Predictive Hybrid Autoscaling for Cloud Workloads: A Machine Learning Approach to Vertical and Horizontal Resource Optimization on AWS EC2
Main Article Content
Abstract
Cloud infrastructure management faces persistent challenges in balancing service reliability with cost efficiency as workload demands fluctuate unpredictably. Traditional autoscaling approaches rely on reactive, threshold-based triggers that respond only after performance degradation begins, whereas AWS native solutions provide exclusive horizontal scaling capabilities. This article introduces a predictive hybrid autoscaling framework that leverages machine learning forecasting models to anticipate resource demands and intelligently orchestrates both vertical instance resizing and horizontal capacity adjustments. Three time-series prediction approaches—ARIMA, Long Short-Term Memory networks, and Facebook Prophet—are evaluated in a comparative study across diverse workload patterns, including periodic traffic cycles, sudden demand spikes, gradual growth trends, and unpredictable variations. The article testbed employs multiple AWS EC2 instance families under realistic application scenarios, measuring Service Level Objective compliance, availability metrics, resource utilization efficiency, and total infrastructure costs. Results demonstrate that predictive hybrid scaling substantially improves reliability while reducing operational expenses compared to reactive autoscaling and static over-provisioning strategies.
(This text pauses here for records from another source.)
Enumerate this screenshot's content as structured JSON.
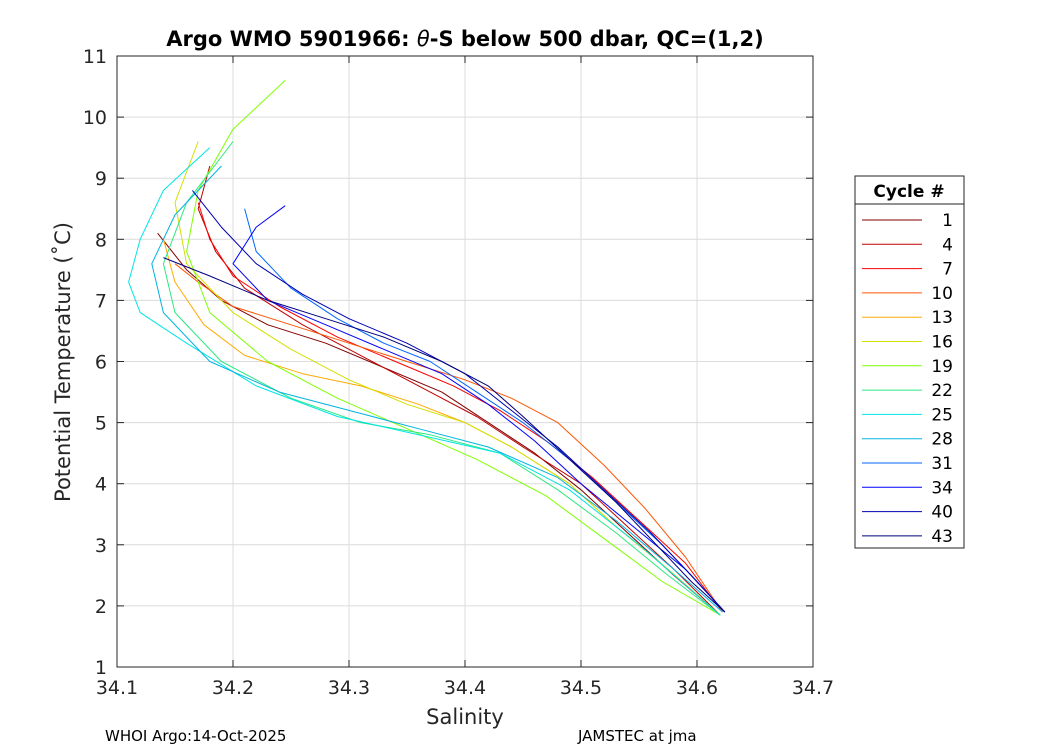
{
  "chart_data": {
    "type": "line",
    "title": "Argo WMO 5901966: θ-S below 500 dbar,  QC=(1,2)",
    "title_parts": {
      "prefix": "Argo WMO 5901966: ",
      "symbol": "θ",
      "suffix": "-S below 500 dbar,  QC=(1,2)"
    },
    "xlabel": "Salinity",
    "ylabel": "Potential Temperature (˚C)",
    "xlim": [
      34.1,
      34.7
    ],
    "ylim": [
      1,
      11
    ],
    "xticks": [
      "34.1",
      "34.2",
      "34.3",
      "34.4",
      "34.5",
      "34.6",
      "34.7"
    ],
    "yticks": [
      "1",
      "2",
      "3",
      "4",
      "5",
      "6",
      "7",
      "8",
      "9",
      "10",
      "11"
    ],
    "grid": true,
    "legend": {
      "title": "Cycle #",
      "placement": "right",
      "entries": [
        {
          "label": "1",
          "color": "#800000"
        },
        {
          "label": "4",
          "color": "#c00000"
        },
        {
          "label": "7",
          "color": "#ff0000"
        },
        {
          "label": "10",
          "color": "#ff5500"
        },
        {
          "label": "13",
          "color": "#ffaa00"
        },
        {
          "label": "16",
          "color": "#d4e000"
        },
        {
          "label": "19",
          "color": "#7fff00"
        },
        {
          "label": "22",
          "color": "#2ee880"
        },
        {
          "label": "25",
          "color": "#00e5e5"
        },
        {
          "label": "28",
          "color": "#00b4e0"
        },
        {
          "label": "31",
          "color": "#0066ff"
        },
        {
          "label": "34",
          "color": "#0000ff"
        },
        {
          "label": "40",
          "color": "#0000b0"
        },
        {
          "label": "43",
          "color": "#000080"
        }
      ]
    },
    "series": [
      {
        "name": "1",
        "color": "#800000",
        "x": [
          34.135,
          34.16,
          34.19,
          34.23,
          34.28,
          34.33,
          34.38,
          34.42,
          34.46,
          34.5,
          34.54,
          34.58,
          34.62
        ],
        "y": [
          8.1,
          7.5,
          7.0,
          6.6,
          6.3,
          5.9,
          5.5,
          5.0,
          4.5,
          3.9,
          3.2,
          2.5,
          1.85
        ]
      },
      {
        "name": "4",
        "color": "#c00000",
        "x": [
          34.18,
          34.17,
          34.185,
          34.21,
          34.26,
          34.31,
          34.36,
          34.41,
          34.45,
          34.5,
          34.54,
          34.58,
          34.62
        ],
        "y": [
          9.2,
          8.5,
          7.8,
          7.2,
          6.6,
          6.1,
          5.6,
          5.1,
          4.6,
          4.0,
          3.3,
          2.6,
          1.85
        ]
      },
      {
        "name": "7",
        "color": "#ff0000",
        "x": [
          34.17,
          34.18,
          34.2,
          34.24,
          34.29,
          34.34,
          34.39,
          34.43,
          34.47,
          34.51,
          34.55,
          34.59,
          34.622
        ],
        "y": [
          8.6,
          8.0,
          7.4,
          6.9,
          6.4,
          6.0,
          5.6,
          5.2,
          4.7,
          4.1,
          3.4,
          2.7,
          1.9
        ]
      },
      {
        "name": "10",
        "color": "#ff5500",
        "x": [
          34.15,
          34.17,
          34.2,
          34.25,
          34.3,
          34.35,
          34.4,
          34.44,
          34.48,
          34.52,
          34.555,
          34.59,
          34.622
        ],
        "y": [
          7.6,
          7.3,
          6.9,
          6.6,
          6.3,
          6.0,
          5.7,
          5.4,
          5.0,
          4.3,
          3.6,
          2.8,
          1.9
        ]
      },
      {
        "name": "13",
        "color": "#ffaa00",
        "x": [
          34.14,
          34.15,
          34.175,
          34.21,
          34.26,
          34.31,
          34.36,
          34.4,
          34.44,
          34.49,
          34.53,
          34.575,
          34.62
        ],
        "y": [
          8.0,
          7.3,
          6.6,
          6.1,
          5.8,
          5.6,
          5.3,
          5.0,
          4.6,
          4.0,
          3.3,
          2.6,
          1.85
        ]
      },
      {
        "name": "16",
        "color": "#d4e000",
        "x": [
          34.17,
          34.15,
          34.16,
          34.2,
          34.25,
          34.3,
          34.35,
          34.4,
          34.44,
          34.49,
          34.53,
          34.575,
          34.62
        ],
        "y": [
          9.6,
          8.6,
          7.6,
          6.8,
          6.2,
          5.7,
          5.3,
          5.0,
          4.6,
          4.0,
          3.3,
          2.6,
          1.85
        ]
      },
      {
        "name": "19",
        "color": "#7fff00",
        "x": [
          34.245,
          34.2,
          34.17,
          34.16,
          34.18,
          34.23,
          34.29,
          34.35,
          34.41,
          34.47,
          34.52,
          34.57,
          34.62
        ],
        "y": [
          10.6,
          9.8,
          8.8,
          7.8,
          6.8,
          6.0,
          5.4,
          4.9,
          4.4,
          3.8,
          3.1,
          2.4,
          1.85
        ]
      },
      {
        "name": "22",
        "color": "#2ee880",
        "x": [
          34.2,
          34.16,
          34.14,
          34.15,
          34.19,
          34.25,
          34.31,
          34.37,
          34.43,
          34.48,
          34.53,
          34.575,
          34.62
        ],
        "y": [
          9.6,
          8.6,
          7.6,
          6.8,
          6.0,
          5.4,
          5.0,
          4.8,
          4.5,
          3.9,
          3.2,
          2.5,
          1.85
        ]
      },
      {
        "name": "25",
        "color": "#00e5e5",
        "x": [
          34.18,
          34.14,
          34.12,
          34.11,
          34.12,
          34.16,
          34.22,
          34.29,
          34.36,
          34.43,
          34.49,
          34.55,
          34.62
        ],
        "y": [
          9.5,
          8.8,
          8.0,
          7.3,
          6.8,
          6.3,
          5.6,
          5.1,
          4.8,
          4.5,
          3.9,
          3.0,
          1.85
        ]
      },
      {
        "name": "28",
        "color": "#00b4e0",
        "x": [
          34.19,
          34.15,
          34.13,
          34.14,
          34.18,
          34.24,
          34.3,
          34.36,
          34.42,
          34.48,
          34.53,
          34.58,
          34.622
        ],
        "y": [
          9.2,
          8.4,
          7.6,
          6.8,
          6.0,
          5.5,
          5.2,
          4.9,
          4.6,
          4.1,
          3.4,
          2.6,
          1.9
        ]
      },
      {
        "name": "31",
        "color": "#0066ff",
        "x": [
          34.21,
          34.22,
          34.25,
          34.29,
          34.33,
          34.37,
          34.41,
          34.45,
          34.49,
          34.53,
          34.57,
          34.6,
          34.624
        ],
        "y": [
          8.5,
          7.8,
          7.2,
          6.7,
          6.3,
          6.0,
          5.5,
          5.0,
          4.4,
          3.7,
          3.0,
          2.4,
          1.9
        ]
      },
      {
        "name": "34",
        "color": "#0000ff",
        "x": [
          34.245,
          34.22,
          34.2,
          34.23,
          34.28,
          34.33,
          34.38,
          34.42,
          34.46,
          34.5,
          34.545,
          34.59,
          34.624
        ],
        "y": [
          8.55,
          8.2,
          7.6,
          7.0,
          6.6,
          6.2,
          5.8,
          5.3,
          4.7,
          4.0,
          3.3,
          2.6,
          1.9
        ]
      },
      {
        "name": "40",
        "color": "#0000b0",
        "x": [
          34.165,
          34.19,
          34.22,
          34.26,
          34.3,
          34.35,
          34.4,
          34.44,
          34.48,
          34.52,
          34.56,
          34.595,
          34.624
        ],
        "y": [
          8.8,
          8.2,
          7.6,
          7.1,
          6.7,
          6.3,
          5.8,
          5.2,
          4.6,
          3.9,
          3.2,
          2.5,
          1.9
        ]
      },
      {
        "name": "43",
        "color": "#000080",
        "x": [
          34.14,
          34.18,
          34.23,
          34.28,
          34.33,
          34.38,
          34.42,
          34.45,
          34.49,
          34.53,
          34.565,
          34.595,
          34.624
        ],
        "y": [
          7.7,
          7.4,
          7.0,
          6.7,
          6.4,
          6.0,
          5.6,
          5.1,
          4.4,
          3.7,
          3.0,
          2.4,
          1.9
        ]
      }
    ]
  },
  "footer": {
    "left": "WHOI Argo:14-Oct-2025",
    "right": "JAMSTEC at jma"
  }
}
LSTM networks excel at capturing complex non-linear demand patterns, while Prophet proves superior for seasonal workloads. The article integrates with standard AWS services through open-source implementations, providing cloud operators with practical tools for proactive capacity management. This article bridges predictive analytics with site reliability engineering practices, offering systematic approaches to cost-reliability optimization in dynamic cloud environments.